Ministros não são reis: a urgência de um resgate ético e filosófico no STF

Ministros não são reis: a urgência de um resgate ético e filosófico no STF

Judiciário brasileiro cada vez mais chama a atenção de comunidade internacional e sanções surgem como possibilidade (Foto: Felipe Sampaio/STF)

Porto Velho, RO - No artigo “A crise moral do Poder Judiciário brasileiro e a integridade das instituições”, expus a tese de que a crise moral que assola o Judiciário é estrutural e compromete as bases da nossa democracia. Os debates suscitados por leitores naquela ocasião destacaram o papel central do STF nesse cenário. Por isso, decidi aprofundar agora a crítica especificamente na Suprema Corte, defendendo que a crise atual no STF é civilizacional, não apenas conjuntural ou fruto de desvios pessoais de um ou outro magistrado. Em outras palavras, o problema vai além de casos isolados: há uma ausência de virtù institucional, uma falha de caráter público no seio do Tribunal.

Essa falta de virtù no STF significa que o órgão deixou de encarnar princípios republicanos fundamentais, como imparcialidade, integridade e serviço ao bem comum. A Justiça só conquista legitimidade quando é percebida como imparcial e incorruptível, como ressaltei naquele artigo inicial. Entretanto, quando as decisões de uma corte suprema deixam de refletir princípios constitucionais e passam a responder a interesses circunstanciais, as instituições perdem sua autoridade moral e a confiança popular.

O Supremo Tribunal Federal (STF), guardião maior da Constituição brasileira, enfrenta hoje não apenas questionamentos pontuais, mas uma crise profunda de valores e finalidade. Observa-se uma erosão da virtù institucional – entendida aqui no sentido maquiaveliano de capacidade de agir com sabedoria, prudência, coragem e responsabilidade pelo bem comum – o que abala a confiança democrática na Corte. O STF carece dessas virtudes públicas essenciais e urge um resgate ético-filosófico para restabelecer sua legitimidade republicana.

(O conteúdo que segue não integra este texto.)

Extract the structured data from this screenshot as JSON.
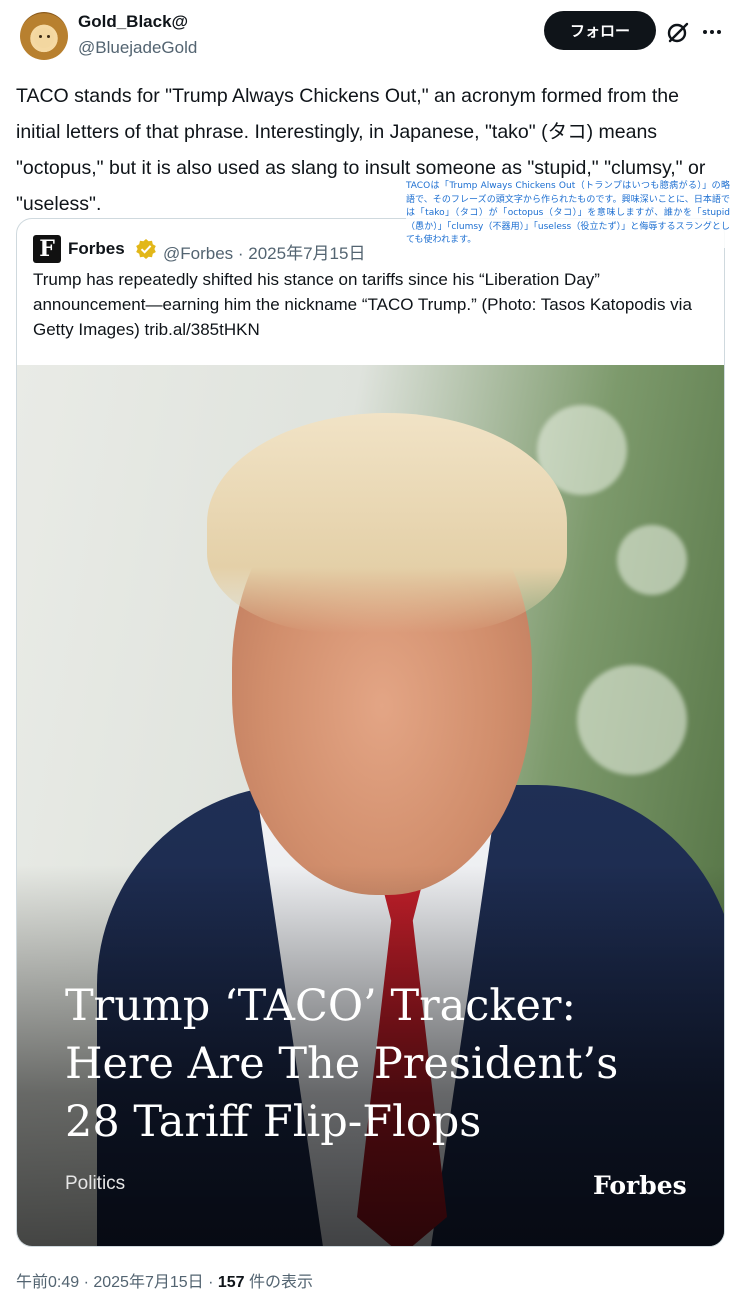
{
  "author": {
    "display_name": "Gold_Black@",
    "handle": "@BluejadeGold",
    "avatar_icon": "lion-avatar"
  },
  "header": {
    "follow_label": "フォロー",
    "grok_icon": "grok-icon",
    "more_icon": "more-icon"
  },
  "tweet": {
    "text": "TACO stands for \"Trump Always Chickens Out,\" an acronym formed from the initial letters of that phrase. Interestingly, in Japanese, \"tako\" (タコ) means \"octopus,\" but it is also used as slang to insult someone as \"stupid,\" \"clumsy,\" or \"useless\".",
    "translation_overlay": "TACOは「Trump Always Chickens Out（トランプはいつも臆病がる）」の略語で、そのフレーズの頭文字から作られたものです。興味深いことに、日本語では「tako」（タコ）が「octopus（タコ）」を意味しますが、誰かを「stupid（愚か）」「clumsy（不器用）」「useless（役立たず）」と侮辱するスラングとしても使われます。"
  },
  "quote": {
    "logo_letter": "F",
    "name": "Forbes",
    "verified_color": "#e2b719",
    "meta": "@Forbes · 2025年7月15日",
    "text": "Trump has repeatedly shifted his stance on tariffs since his “Liberation Day” announcement—earning him the nickname “TACO Trump.” (Photo: Tasos Katopodis via Getty Images) trib.al/385tHKN",
    "card": {
      "headline_lines": [
        "Trump ‘TACO’ Tracker:",
        "Here Are The President’s",
        "28 Tariff Flip-Flops"
      ],
      "category": "Politics",
      "brand": "Forbes"
    }
  },
  "footer": {
    "time": "午前0:49 · 2025年7月15日 · ",
    "views_count": "157",
    "views_label": " 件の表示"
  },
  "colors": {
    "text": "#0f1419",
    "muted": "#536471",
    "border": "#cfd9de",
    "translation": "#1d6fd1"
  }
}
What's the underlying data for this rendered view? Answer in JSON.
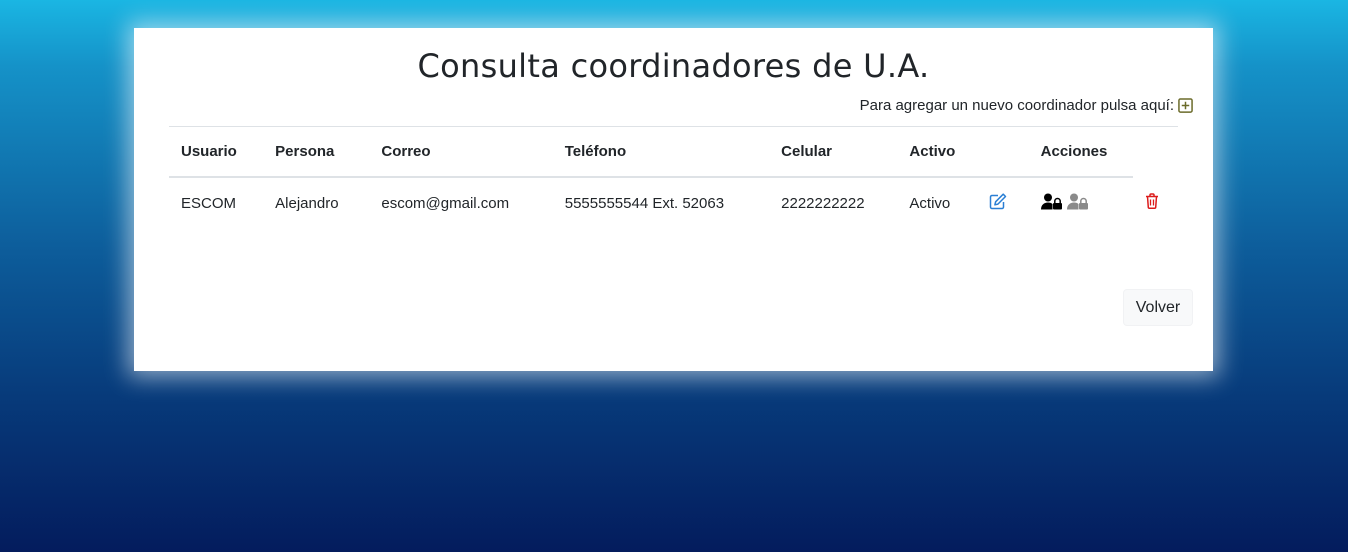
{
  "page": {
    "title": "Consulta coordinadores de U.A.",
    "add_hint": "Para agregar un nuevo coordinador pulsa aquí:"
  },
  "table": {
    "headers": [
      "Usuario",
      "Persona",
      "Correo",
      "Teléfono",
      "Celular",
      "Activo",
      "",
      "Acciones",
      ""
    ],
    "rows": [
      {
        "usuario": "ESCOM",
        "persona": "Alejandro",
        "correo": "escom@gmail.com",
        "telefono": "5555555544 Ext. 52063",
        "celular": "2222222222",
        "activo": "Activo",
        "actions": {
          "edit_icon": "edit-icon",
          "lock_user_icon": "user-lock-icon",
          "unlock_user_icon": "user-lock-disabled-icon",
          "delete_icon": "trash-icon"
        }
      }
    ]
  },
  "footer": {
    "back_label": "Volver"
  },
  "colors": {
    "add_icon": "#6b6b2a",
    "edit_icon": "#2a7fd4",
    "delete_icon": "#dc1b1b",
    "lock_active": "#000000",
    "lock_inactive": "#8a8a8a",
    "button_bg": "#f8f9fa"
  }
}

É preciso primeiro esclarecer o termo “virtù”. Diferentemente da virtude em seu sentido cristão tradicional, associada à bondade moral e retidão pessoal, virtù em Maquiavel, especialmente em O Príncipe, diz respeito à capacidade política extraordinária de um líder. Trata-se de um conjunto de qualidades como sabedoria prática, prudência, bravura e até astúcia, necessárias para alcançar e manter o bem do Estado. Maquiavel não equipara virtù à virtude moral; pelo contrário, virtù refere-se à habilidade de assegurar o poder e a estabilidade do Estado, mesmo “à custa da conduta ética”. Em outras palavras, envolve saber agir de forma eficaz em prol do bem comum, ainda que isso exija decisões duras. Maquiavel elenca traços como orgulho, habilidade, força e a disposição de ser implacável quando preciso – qualidades que, usadas com retidão de propósito, serviriam para grandes realizações e para resistir aos golpes da fortuna (a sorte).

A crise de virtù no Supremo Tribunal Federal é, em última instância, sintoma de uma crise mais ampla de princípios em nossas instituições. Quando a mais alta corte do país perde a aura de imparcialidade, coerência e dedicação ao bem comum, todo o edifício republicano fica vulnerável

Importa destacar: virtù não é mera esperteza oportunista ou “vale-tudo”. Maquiavel via nela uma espécie de excelência cívica, um poder de caráter que permitia ao governante realizar feitos grandiosos em nome do interesse coletivo. Essa noção será aqui empregada como eixo conceitual para avaliar criticamente a atuação recente do STF. Perguntamos: nosso Supremo Tribunal tem agido com virtù – com prudência, coragem e senso de responsabilidade republicana – ou estaria ele falhando em encarnar essas virtudes clássicas?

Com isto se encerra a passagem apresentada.